Les masques sont-ils efficaces contre les PM1 ?

Un masque bien ajusté de type FFP2 peut réduire l’inhalation d’une grande partie des particules fines, y compris les particules de petite taille. Il doit couvrir le nez et la bouche, être correctement plaqué sur le visage et être changé lorsqu’il est humide, endommagé ou difficile à respirer.

Les masques chirurgicaux offrent une protection moins fiable contre les très petites particules, notamment à cause des fuites sur les côtés. Aucun masque filtrant ne protège en revanche des gaz comme le dioxyde d’azote ou l’ozone, sauf dispositifs spécifiques équipés de filtres adaptés. Le masque n’est donc pas une autorisation pour courir au milieu d’un embouteillage : il constitue une solution ponctuelle, pas une réponse globale à la pollution.

Faut-il acheter un purificateur d’air ?

Un purificateur équipé d’un filtre HEPA peut réduire la concentration de particules dans une pièce, à condition d’être correctement dimensionné et entretenu.

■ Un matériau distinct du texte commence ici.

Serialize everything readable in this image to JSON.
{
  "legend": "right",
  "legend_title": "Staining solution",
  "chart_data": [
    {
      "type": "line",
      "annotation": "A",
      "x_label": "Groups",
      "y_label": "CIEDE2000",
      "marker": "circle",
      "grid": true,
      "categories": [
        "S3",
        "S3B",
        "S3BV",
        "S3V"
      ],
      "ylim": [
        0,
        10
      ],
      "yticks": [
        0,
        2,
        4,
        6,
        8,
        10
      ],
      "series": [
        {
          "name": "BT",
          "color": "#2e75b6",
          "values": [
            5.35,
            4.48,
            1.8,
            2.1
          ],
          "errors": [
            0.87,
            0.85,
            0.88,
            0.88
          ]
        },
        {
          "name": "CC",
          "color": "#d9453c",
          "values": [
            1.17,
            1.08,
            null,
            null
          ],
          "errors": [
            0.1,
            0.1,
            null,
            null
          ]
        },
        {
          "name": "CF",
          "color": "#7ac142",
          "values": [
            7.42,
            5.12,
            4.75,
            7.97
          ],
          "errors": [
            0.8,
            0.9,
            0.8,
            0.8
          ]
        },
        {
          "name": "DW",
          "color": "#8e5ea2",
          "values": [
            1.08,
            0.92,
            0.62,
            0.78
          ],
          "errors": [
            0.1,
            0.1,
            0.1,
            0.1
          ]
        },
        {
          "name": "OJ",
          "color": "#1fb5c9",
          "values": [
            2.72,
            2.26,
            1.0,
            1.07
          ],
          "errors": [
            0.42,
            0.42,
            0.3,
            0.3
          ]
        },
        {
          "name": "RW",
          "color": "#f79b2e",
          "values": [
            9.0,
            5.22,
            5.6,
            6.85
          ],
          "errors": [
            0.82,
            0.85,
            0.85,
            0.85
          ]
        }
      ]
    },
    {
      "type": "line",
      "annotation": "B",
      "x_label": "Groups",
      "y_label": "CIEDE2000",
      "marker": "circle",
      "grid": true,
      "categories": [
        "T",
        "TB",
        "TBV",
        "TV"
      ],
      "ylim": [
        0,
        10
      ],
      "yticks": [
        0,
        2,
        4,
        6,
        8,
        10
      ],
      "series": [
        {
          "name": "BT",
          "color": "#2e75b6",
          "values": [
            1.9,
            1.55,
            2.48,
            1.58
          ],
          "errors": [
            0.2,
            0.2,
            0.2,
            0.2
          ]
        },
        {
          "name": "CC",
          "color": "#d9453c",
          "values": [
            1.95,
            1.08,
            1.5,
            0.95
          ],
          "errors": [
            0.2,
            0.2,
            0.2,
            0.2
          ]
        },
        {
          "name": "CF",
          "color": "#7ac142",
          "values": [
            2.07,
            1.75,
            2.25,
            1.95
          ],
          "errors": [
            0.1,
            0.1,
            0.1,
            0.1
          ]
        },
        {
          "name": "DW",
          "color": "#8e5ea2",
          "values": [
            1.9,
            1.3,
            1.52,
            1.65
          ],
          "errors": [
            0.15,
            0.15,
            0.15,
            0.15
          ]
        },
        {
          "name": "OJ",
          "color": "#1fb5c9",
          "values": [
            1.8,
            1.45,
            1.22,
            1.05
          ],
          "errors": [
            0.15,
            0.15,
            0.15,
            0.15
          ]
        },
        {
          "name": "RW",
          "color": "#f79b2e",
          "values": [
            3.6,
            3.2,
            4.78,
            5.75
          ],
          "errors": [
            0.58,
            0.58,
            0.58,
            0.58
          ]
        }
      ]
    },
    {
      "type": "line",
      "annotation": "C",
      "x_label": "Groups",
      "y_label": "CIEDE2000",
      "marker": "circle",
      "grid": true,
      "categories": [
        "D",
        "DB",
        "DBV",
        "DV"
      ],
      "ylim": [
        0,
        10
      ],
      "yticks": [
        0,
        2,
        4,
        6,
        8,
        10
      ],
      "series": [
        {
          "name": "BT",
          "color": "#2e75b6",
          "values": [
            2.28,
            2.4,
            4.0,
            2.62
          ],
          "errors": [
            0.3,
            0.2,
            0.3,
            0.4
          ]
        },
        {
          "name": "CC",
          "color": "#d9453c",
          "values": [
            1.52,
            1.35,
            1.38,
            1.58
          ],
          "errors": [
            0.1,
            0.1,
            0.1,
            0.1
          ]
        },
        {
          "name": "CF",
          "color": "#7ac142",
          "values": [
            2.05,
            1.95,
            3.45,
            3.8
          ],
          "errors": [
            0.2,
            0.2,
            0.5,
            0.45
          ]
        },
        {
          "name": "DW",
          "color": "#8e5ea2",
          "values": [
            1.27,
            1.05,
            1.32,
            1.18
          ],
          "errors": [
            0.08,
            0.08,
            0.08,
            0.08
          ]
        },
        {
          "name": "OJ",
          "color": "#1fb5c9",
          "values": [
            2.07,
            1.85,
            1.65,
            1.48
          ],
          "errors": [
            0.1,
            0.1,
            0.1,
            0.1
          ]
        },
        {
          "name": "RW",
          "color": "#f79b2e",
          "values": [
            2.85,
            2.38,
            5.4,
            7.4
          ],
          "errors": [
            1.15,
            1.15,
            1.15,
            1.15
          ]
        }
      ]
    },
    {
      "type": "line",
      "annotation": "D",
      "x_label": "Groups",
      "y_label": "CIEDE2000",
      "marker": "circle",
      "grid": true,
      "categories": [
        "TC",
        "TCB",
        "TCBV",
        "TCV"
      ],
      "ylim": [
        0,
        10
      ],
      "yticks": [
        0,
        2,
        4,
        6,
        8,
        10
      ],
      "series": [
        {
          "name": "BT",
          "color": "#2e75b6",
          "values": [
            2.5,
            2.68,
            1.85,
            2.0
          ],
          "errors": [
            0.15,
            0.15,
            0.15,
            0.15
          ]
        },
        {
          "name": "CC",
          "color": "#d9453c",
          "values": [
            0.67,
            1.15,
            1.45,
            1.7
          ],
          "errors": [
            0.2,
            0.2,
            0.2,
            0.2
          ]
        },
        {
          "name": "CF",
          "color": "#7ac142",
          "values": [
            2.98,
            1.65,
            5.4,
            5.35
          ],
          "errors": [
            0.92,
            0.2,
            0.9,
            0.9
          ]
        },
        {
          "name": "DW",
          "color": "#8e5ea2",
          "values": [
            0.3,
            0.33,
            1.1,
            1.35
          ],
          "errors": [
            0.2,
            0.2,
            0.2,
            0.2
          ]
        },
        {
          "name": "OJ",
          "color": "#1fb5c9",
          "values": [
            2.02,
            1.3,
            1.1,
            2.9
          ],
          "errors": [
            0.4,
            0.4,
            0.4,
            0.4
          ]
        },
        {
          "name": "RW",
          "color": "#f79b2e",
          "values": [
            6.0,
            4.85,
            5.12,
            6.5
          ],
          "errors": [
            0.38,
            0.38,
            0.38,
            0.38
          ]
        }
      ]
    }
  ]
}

Il peut être utile dans une chambre, un logement proche d’un axe routier ou lors d’un épisode de pollution, notamment pour les personnes sensibles.

Mais méfiez-vous des promesses trop belles. Un appareil ne remplace ni l’aération, ni la suppression des sources de pollution, ni l’entretien de la ventilation. Évitez également les purificateurs qui génèrent de l’ozone : ce gaz irritant peut aggraver la qualité de l’air intérieur. Avant tout achat, vérifiez le débit d’air, le niveau sonore, le coût des filtres et la présence d’une certification sérieuse.

Agir à la source, pas seulement derrière un masque

Les gestes individuels protègent, mais ils ne peuvent pas tout régler seuls. La qualité de l’air dépend aussi des choix collectifs : développement des transports en commun, réduction du trafic automobile, rénovation énergétique, chauffage au bois performant, contrôle des émissions industrielles, végétalisation adaptée et urbanisme éloignant les logements des grands axes.

À notre échelle, entretenir son véhicule, éviter les trajets motorisés inutiles, choisir la marche ou le vélo sur des itinéraires calmes et ne jamais brûler de déchets sont des actions concrètes. Pour le chauffage au bois, privilégier un appareil récent, un combustible bien sec et un ramonage régulier fait une réelle différence.

Les PM1 nous rappellent une vérité discrète mais essentielle : ce que nous ne voyons pas peut tout de même peser sur notre santé. Sous les feuillages d’une forêt comme dans une rue de ville, l’air circule sans frontière. En le préservant, nous protégeons nos poumons, les plus fragiles d’entre nous et les écosystèmes qui respirent avec nous.